Make Image responsive
Make Image responsive
Make Image responsive

SUARASULTRA.COM | KONKEP – Aktivitas pertambangan PT Gema Kreasi Perdana (GKP) di Pulau Wawonii, Kabupaten Konawe Kepulauan (Konkep), Sulawesi Tenggara (Sultra), terus memicu kontroversi. Tambang nikel yang dioperasikan oleh anak perusahaan Harita Group ini telah menjadi sumber masalah yang tak kunjung selesai.

Setelah berlarut-larutnya polemik yang melibatkan putusan Mahkamah Agung (MA) dan Mahkamah Konstitusi (MK), PT GKP kembali mendapat sorotan terkait dugaan praktik ilegal yang terindikasi terkait korupsi.

Terbaru, PT GKP dilaporkan oleh warga Pulau Wawonii, Sarmanto, ke Polda Sultra pada Rabu (5/2/2025). Laporan ini berkaitan dengan dugaan aktivitas ilegal yang dilakukan perusahaan tersebut di Desa Sukarela Jaya dan Dompo-Dompo di Roko-Roko Raya, Konkep, pada Jumat (21/1/2025).
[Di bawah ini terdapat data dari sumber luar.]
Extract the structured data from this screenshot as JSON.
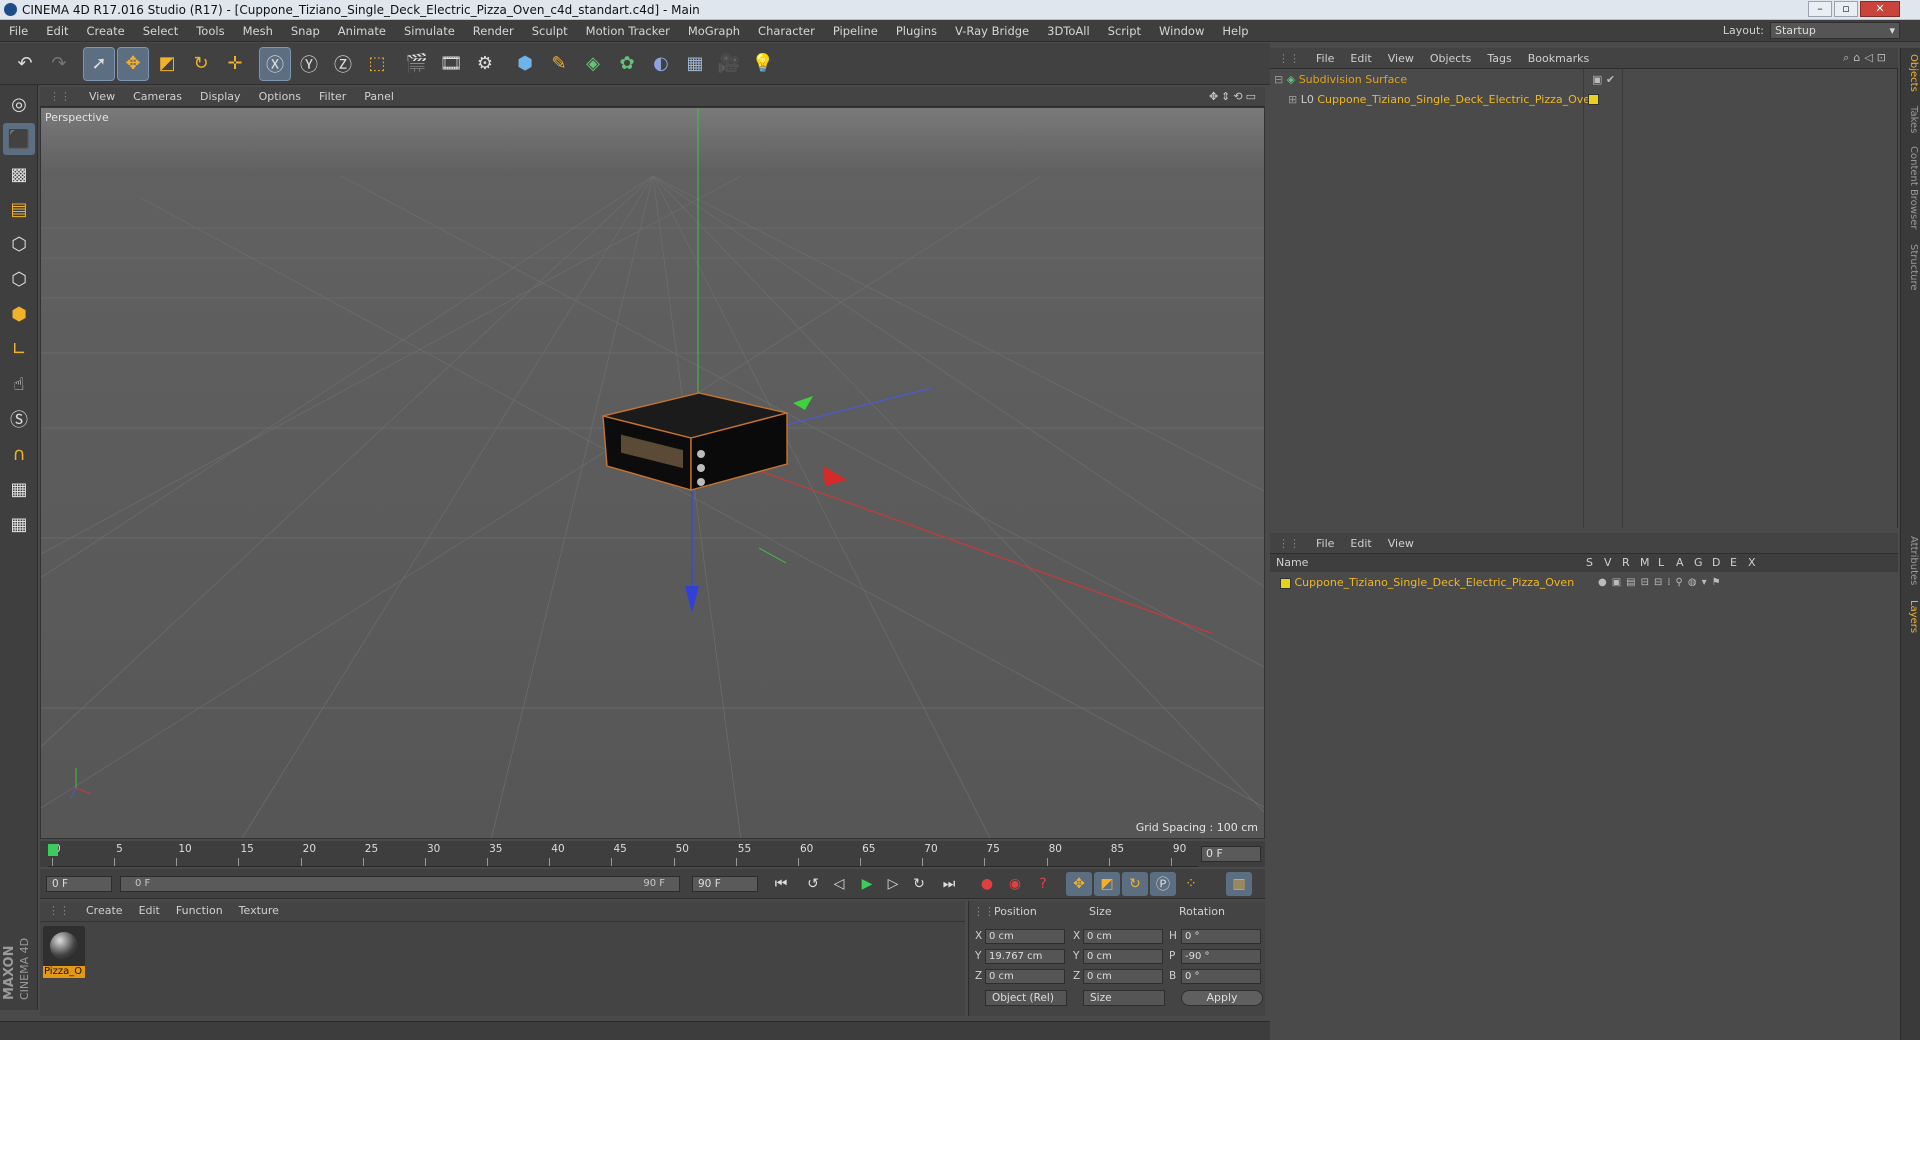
{
  "title_bar": {
    "text": "CINEMA 4D R17.016 Studio (R17) - [Cuppone_Tiziano_Single_Deck_Electric_Pizza_Oven_c4d_standart.c4d] - Main"
  },
  "menu": [
    "File",
    "Edit",
    "Create",
    "Select",
    "Tools",
    "Mesh",
    "Snap",
    "Animate",
    "Simulate",
    "Render",
    "Sculpt",
    "Motion Tracker",
    "MoGraph",
    "Character",
    "Pipeline",
    "Plugins",
    "V-Ray Bridge",
    "3DToAll",
    "Script",
    "Window",
    "Help"
  ],
  "layout": {
    "label": "Layout:",
    "value": "Startup"
  },
  "viewport": {
    "menu": [
      "View",
      "Cameras",
      "Display",
      "Options",
      "Filter",
      "Panel"
    ],
    "label": "Perspective",
    "grid_spacing": "Grid Spacing : 100 cm"
  },
  "timeline": {
    "ticks": [
      "0",
      "5",
      "10",
      "15",
      "20",
      "25",
      "30",
      "35",
      "40",
      "45",
      "50",
      "55",
      "60",
      "65",
      "70",
      "75",
      "80",
      "85",
      "90"
    ],
    "current_frame": "0 F",
    "start_field": "0 F",
    "range_start": "0 F",
    "range_end": "90 F",
    "end_field": "90 F"
  },
  "material_manager": {
    "menu": [
      "Create",
      "Edit",
      "Function",
      "Texture"
    ],
    "materials": [
      {
        "name": "Pizza_O"
      }
    ]
  },
  "coordinates": {
    "headers": {
      "position": "Position",
      "size": "Size",
      "rotation": "Rotation"
    },
    "rows": [
      {
        "axis": "X",
        "pos": "0 cm",
        "size_axis": "X",
        "size": "0 cm",
        "rot_axis": "H",
        "rot": "0 °"
      },
      {
        "axis": "Y",
        "pos": "19.767 cm",
        "size_axis": "Y",
        "size": "0 cm",
        "rot_axis": "P",
        "rot": "-90 °"
      },
      {
        "axis": "Z",
        "pos": "0 cm",
        "size_axis": "Z",
        "size": "0 cm",
        "rot_axis": "B",
        "rot": "0 °"
      }
    ],
    "mode_dropdown": "Object (Rel)",
    "size_dropdown": "Size",
    "apply_label": "Apply"
  },
  "object_manager": {
    "menu": [
      "File",
      "Edit",
      "View",
      "Objects",
      "Tags",
      "Bookmarks"
    ],
    "objects": [
      {
        "name": "Subdivision Surface",
        "color": "#e0a21c"
      },
      {
        "name": "Cuppone_Tiziano_Single_Deck_Electric_Pizza_Oven",
        "color": "#f0b820"
      }
    ]
  },
  "layer_manager": {
    "menu": [
      "File",
      "Edit",
      "View"
    ],
    "columns": [
      "Name",
      "S",
      "V",
      "R",
      "M",
      "L",
      "A",
      "G",
      "D",
      "E",
      "X"
    ],
    "layers": [
      {
        "name": "Cuppone_Tiziano_Single_Deck_Electric_Pizza_Oven",
        "color": "#f0b820"
      }
    ]
  },
  "right_tabs": [
    "Objects",
    "Takes",
    "Content Browser",
    "Structure",
    "Attributes",
    "Layers"
  ],
  "logo": {
    "line1": "MAXON",
    "line2": "CINEMA 4D"
  },
  "colors": {
    "accent_orange": "#e59812",
    "selected_blue": "#5c6e82",
    "object_yellow": "#f0b820"
  }
}
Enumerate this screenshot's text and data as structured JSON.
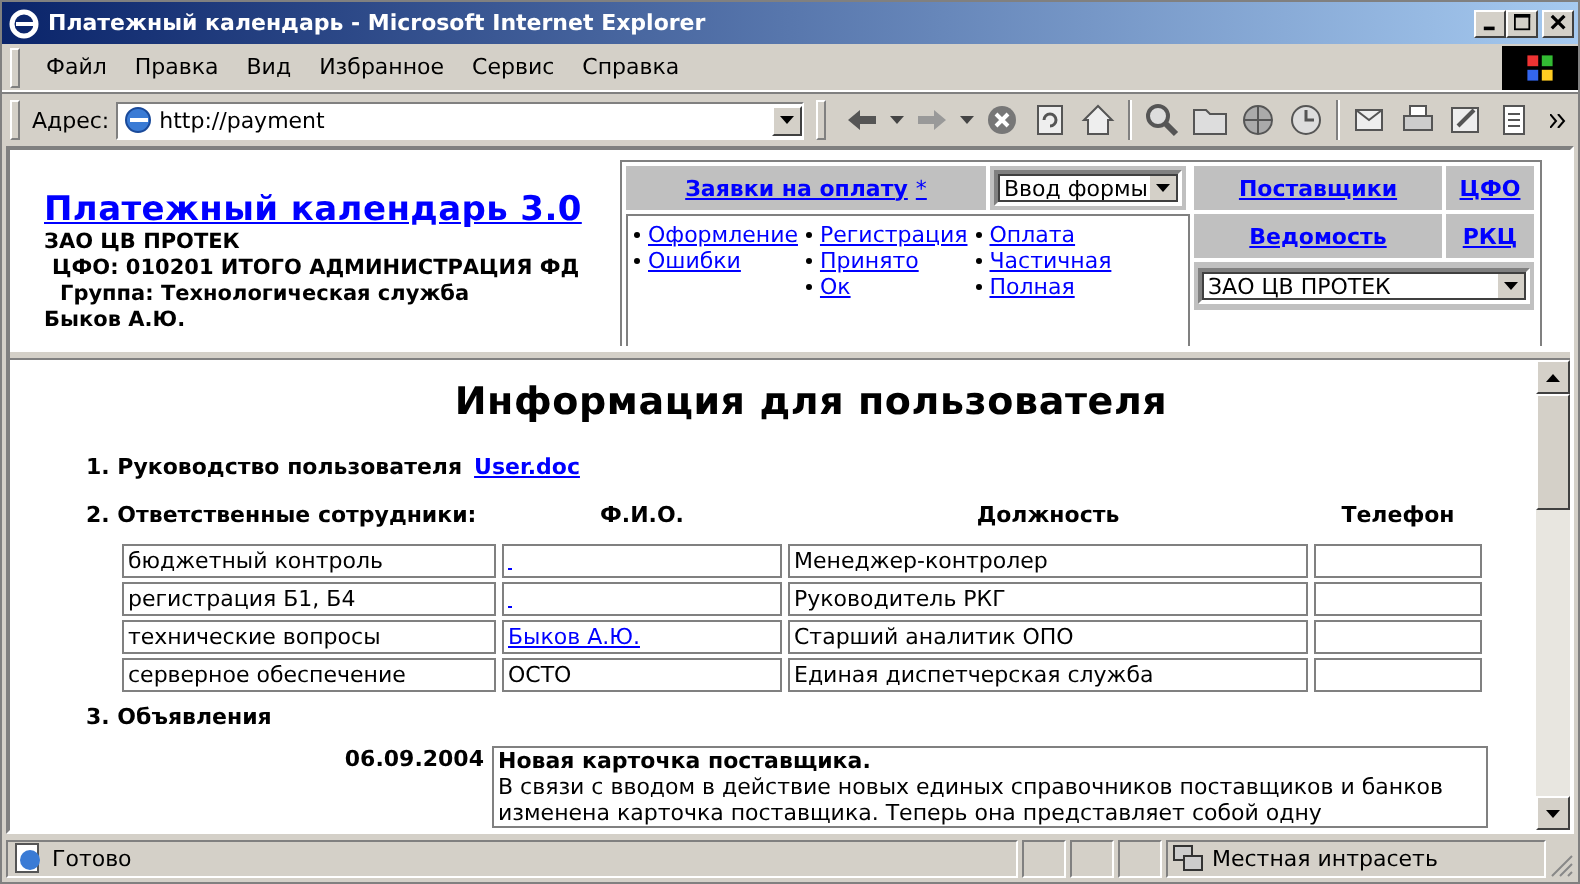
{
  "window": {
    "title": "Платежный календарь - Microsoft Internet Explorer"
  },
  "menu": [
    "Файл",
    "Правка",
    "Вид",
    "Избранное",
    "Сервис",
    "Справка"
  ],
  "address": {
    "label": "Адрес:",
    "value": "http://payment"
  },
  "header": {
    "title": "Платежный календарь 3.0",
    "org": "ЗАО ЦВ ПРОТЕК",
    "cfo": "ЦФО: 010201 ИТОГО АДМИНИСТРАЦИЯ ФД",
    "group": "Группа: Технологическая служба",
    "user": "Быков А.Ю."
  },
  "nav": {
    "requests": "Заявки на оплату",
    "star": "*",
    "form_select": "Ввод формы",
    "status_columns": [
      [
        "Оформление",
        "Ошибки"
      ],
      [
        "Регистрация",
        "Принято",
        "Ок"
      ],
      [
        "Оплата",
        "Частичная",
        "Полная"
      ]
    ],
    "links_top": [
      "Поставщики",
      "ЦФО"
    ],
    "links_bottom": [
      "Ведомость",
      "РКЦ"
    ],
    "org_select": "ЗАО ЦВ ПРОТЕК"
  },
  "content": {
    "heading": "Информация для пользователя",
    "manual": {
      "label": "1. Руководство пользователя",
      "link": "User.doc"
    },
    "staff": {
      "label": "2. Ответственные сотрудники:",
      "columns": [
        "Ф.И.О.",
        "Должность",
        "Телефон"
      ],
      "rows": [
        {
          "area": "бюджетный контроль",
          "name_is_link": true,
          "position": "Менеджер-контролер"
        },
        {
          "area": "регистрация Б1, Б4",
          "name_is_link": true,
          "position": "Руководитель РКГ"
        },
        {
          "area": "технические вопросы",
          "name": "Быков А.Ю.",
          "name_is_link": true,
          "position": "Старший аналитик ОПО"
        },
        {
          "area": "серверное обеспечение",
          "name": "ОСТО",
          "name_is_link": false,
          "position": "Единая диспетчерская служба"
        }
      ]
    },
    "news": {
      "label": "3. Объявления",
      "items": [
        {
          "date": "06.09.2004",
          "title": "Новая карточка поставщика.",
          "text": "В связи с вводом в действие новых единых справочников поставщиков и банков изменена карточка поставщика. Теперь она представляет собой одну"
        }
      ]
    }
  },
  "status_bar": {
    "text": "Готово",
    "zone": "Местная интрасеть"
  }
}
Dalam pelaporannya, Sarmanto didampingi oleh kuasa hukum Ady Anugrah Pratama. Ia menyerahkan sejumlah dokumen, termasuk putusan MA terkait pembatalan Izin Pinjam Pakai Kawasan Hutan (IPPKH) PT GKP. Selain itu, bukti dokumentasi aktivitas pertambangan PT GKP di Pulau Wawonii dan berbagai bukti lainnya turut dilampirkan sebagai acuan dalam laporan tersebut.

“Klien kami, Sarmanto, menegaskan bahwa meskipun tidak memiliki izin yang sah baik secara hukum maupun sosial, PT GKP tetap melanjutkan aktivitas pertambangan,” ungkap Ady Anugrah.

Ady menjelaskan bahwa pada 7 Oktober 2024, Majelis Hakim MA mengabulkan gugatan warga Wawonii terkait pembatalan dan pencabutan IPPKH PT GKP seluas 707,10 hektare. Selain itu, warga juga berhasil memenangkan dua gugatan uji materi terkait Peraturan Daerah (Perda) RTRW Kabupaten Konawe Kepulauan Nomor 2 Tahun 2021 yang mengalokasikan ruang untuk aktivitas pertambangan. Gugatan ini diterima oleh MA pada 22 Desember 2022 (perkara nomor 57 P/HUM/2022) dan 11 Juli 2023 (perkara nomor 14 P/HUM/2023).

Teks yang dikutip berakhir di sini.